Surburbia was then seen as a place where you could be happy. In It's a Wonderful Life the building and Loans company is focused on getting the investors out of the slums and into purpose built properties; Mildred Pierce realises, only too late, that she was at her most happiest when surrounded by her kids in their quiet detached home.

In the 1950's the cracks began to show. Douglas Sirk illiuminated the high passions and desires hidden beneath layers of repression and societal mores. Meanwhile Nicolas Ray showed us how stultifying the environment was in films like Rebel Without a Cause. In these, and in other hits like Peyton Place, America was slowly dawning on the idea that sububia did not create the idyll that it was planned to do - that instead the crimes and pressures that faced the poorest communities before were being replicated, albeit with gardens.

Over the sixties and seventies surburbia was again ignored by Hollywood, and the rise of social-realism in the UK meant the working classes once again were the subject of choice. Television, though, did not hide from the issue. In America the networks showed a never-ending parade of chirpy families in their idenkit houses. Whether the Brady Bunch or Mary Tyler Moore were living in them hardly mattered - they extolled the virtues of living in the suburbs - but then the programmes were targeted to the surburban audience so this is hardly a surprise.

In the UK suburbia became a rich target for satire. Reginald Perrin in particular showed how the title character was crushed by thr normality of his existence.
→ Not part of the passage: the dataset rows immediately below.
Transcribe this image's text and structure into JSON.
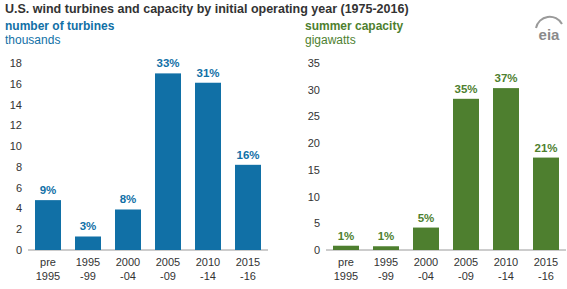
{
  "logo": "eia",
  "chart_data": [
    {
      "type": "bar",
      "title": "U.S. wind turbines and capacity by initial operating year (1975-2016)",
      "subtitle": "number of turbines",
      "y_label": "thousands",
      "categories": [
        "pre\n1995",
        "1995\n-99",
        "2000\n-04",
        "2005\n-09",
        "2010\n-14",
        "2015\n-16"
      ],
      "values": [
        4.8,
        1.3,
        3.9,
        17.0,
        16.1,
        8.2
      ],
      "share_labels": [
        "9%",
        "3%",
        "8%",
        "33%",
        "31%",
        "16%"
      ],
      "color": "#1170a6",
      "ylim": [
        0,
        18
      ],
      "yticks": [
        0,
        2,
        4,
        6,
        8,
        10,
        12,
        14,
        16,
        18
      ],
      "grid": false
    },
    {
      "type": "bar",
      "subtitle": "summer capacity",
      "y_label": "gigawatts",
      "categories": [
        "pre\n1995",
        "1995\n-99",
        "2000\n-04",
        "2005\n-09",
        "2010\n-14",
        "2015\n-16"
      ],
      "values": [
        0.8,
        0.7,
        4.2,
        28.3,
        30.3,
        17.3
      ],
      "share_labels": [
        "1%",
        "1%",
        "5%",
        "35%",
        "37%",
        "21%"
      ],
      "color": "#4e7f2f",
      "ylim": [
        0,
        35
      ],
      "yticks": [
        0,
        5,
        10,
        15,
        20,
        25,
        30,
        35
      ],
      "grid": false
    }
  ]
}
It took until the mid 80's before the image of quiet suburbs, family friendly suburbs was wiped away. The 'Burbs showcased how the peaceful environment can turn people crazy with comic possibilities (and let's no forget Little Shop of Horrors mocking the ambitions of moving to the suburbs), but it was through the twisted prism of David Lynch's Blue Velvet that we focused on the seedy underbelly of middle class life.
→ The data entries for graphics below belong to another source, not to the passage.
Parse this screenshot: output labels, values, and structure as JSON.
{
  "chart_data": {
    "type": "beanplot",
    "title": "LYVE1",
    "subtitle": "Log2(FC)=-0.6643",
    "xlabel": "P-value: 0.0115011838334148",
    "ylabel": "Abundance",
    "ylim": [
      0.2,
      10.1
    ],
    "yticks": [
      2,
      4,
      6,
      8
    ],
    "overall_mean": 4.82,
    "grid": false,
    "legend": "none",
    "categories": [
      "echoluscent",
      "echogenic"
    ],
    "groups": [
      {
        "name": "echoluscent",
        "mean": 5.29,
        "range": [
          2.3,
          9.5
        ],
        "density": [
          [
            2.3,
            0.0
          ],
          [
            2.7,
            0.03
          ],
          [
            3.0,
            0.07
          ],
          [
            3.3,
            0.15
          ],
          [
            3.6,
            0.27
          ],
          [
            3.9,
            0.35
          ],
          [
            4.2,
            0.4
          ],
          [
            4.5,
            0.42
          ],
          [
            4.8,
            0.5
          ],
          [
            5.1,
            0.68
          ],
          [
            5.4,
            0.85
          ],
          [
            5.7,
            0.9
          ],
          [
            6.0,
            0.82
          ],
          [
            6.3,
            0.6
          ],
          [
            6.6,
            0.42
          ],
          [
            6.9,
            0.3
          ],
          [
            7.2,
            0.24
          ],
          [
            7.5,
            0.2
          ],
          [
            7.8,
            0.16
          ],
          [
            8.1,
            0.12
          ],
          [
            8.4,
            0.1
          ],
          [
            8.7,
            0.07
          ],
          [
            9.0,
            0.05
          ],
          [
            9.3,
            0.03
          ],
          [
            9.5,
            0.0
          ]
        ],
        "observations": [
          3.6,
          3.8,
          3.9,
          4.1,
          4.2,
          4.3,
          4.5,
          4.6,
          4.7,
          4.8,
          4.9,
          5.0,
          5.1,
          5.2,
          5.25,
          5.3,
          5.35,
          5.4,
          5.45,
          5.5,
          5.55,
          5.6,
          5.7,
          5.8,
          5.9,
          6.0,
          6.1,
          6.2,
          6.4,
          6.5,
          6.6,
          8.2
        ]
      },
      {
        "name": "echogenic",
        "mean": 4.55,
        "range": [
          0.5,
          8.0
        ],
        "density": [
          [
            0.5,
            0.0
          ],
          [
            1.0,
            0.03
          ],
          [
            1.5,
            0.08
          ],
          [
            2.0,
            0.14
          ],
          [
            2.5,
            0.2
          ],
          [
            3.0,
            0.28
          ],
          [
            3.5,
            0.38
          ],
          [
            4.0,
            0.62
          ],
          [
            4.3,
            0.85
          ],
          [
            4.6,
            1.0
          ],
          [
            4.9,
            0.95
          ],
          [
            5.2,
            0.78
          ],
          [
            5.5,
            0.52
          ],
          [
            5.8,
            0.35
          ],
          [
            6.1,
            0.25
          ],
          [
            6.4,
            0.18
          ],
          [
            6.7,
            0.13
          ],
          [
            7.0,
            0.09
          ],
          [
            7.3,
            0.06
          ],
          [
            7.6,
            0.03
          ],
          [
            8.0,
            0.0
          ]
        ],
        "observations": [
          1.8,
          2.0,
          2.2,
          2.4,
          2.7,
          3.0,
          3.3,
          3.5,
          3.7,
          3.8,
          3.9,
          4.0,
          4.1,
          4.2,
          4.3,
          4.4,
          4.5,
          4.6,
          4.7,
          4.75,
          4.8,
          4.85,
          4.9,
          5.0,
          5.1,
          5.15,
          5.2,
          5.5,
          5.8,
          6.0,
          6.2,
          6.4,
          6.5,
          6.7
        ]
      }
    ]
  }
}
Since then successive films like American Beauty, Far From Heaven and Revolutionary Road have undermimed the original ideas of those pioneering town planners. It has become almost impossible to imagine a well adjusted family behind the picket fence, instead we convince ourselves of the unspoken rage and loveless marriages, the rebelling teenagers and furtive affairs.

It is difficult to pinpoint what caused Hollywood's change of heart, but I would imagine it is mainly as a result of th sixtis counter-culture and how that laissez-faire, right-on, no repression ideal has permenated society as well as the reclaimation of city centres for the wealthy and trendies. As the poorest move out of the centres they are forced to populate the suburbs, and going full circle back to the 30's Hollywood (essentially a group of rich producers, albeit ex-hippies) is scared of the lower middle classes and their domestic lives and almost longs for a return to the hypocrisy of the suburban 50s.

What do you think? Feel free to debunk my ideas, predict a change of heart about suburbia or pose an alternative theory to why suburbia is so bleak in the comments.

2 comments:

ChillwithWill said...

http://www.youtube.com/watch?v=sN40lATBjFg&feature=related

Man, I haven't seen 'Imitation of Life' since film school. That picture alone brings back memories.

I'd like to add a political spin to this talking point. I think (at least for the last eight years) Hollywood executives view the suburbs as a large collection of Republican households. Most of the "red states" from the George W. Bush election years don't contain any major cities. It'll be interesting to see how the portrayal of the suburbs changes (if at all) during the next four to eight years of Obama's presidency.

Runs Like A Gay said...

Good point. I suppose the Liberal Hollywood types wants to keep up the image that everyone in the red states is seriously f**ked up behind the net curtains.

Not sure what the Obama period will do to change that though. The problem is that well adjusted people in nice houss is boring as hell.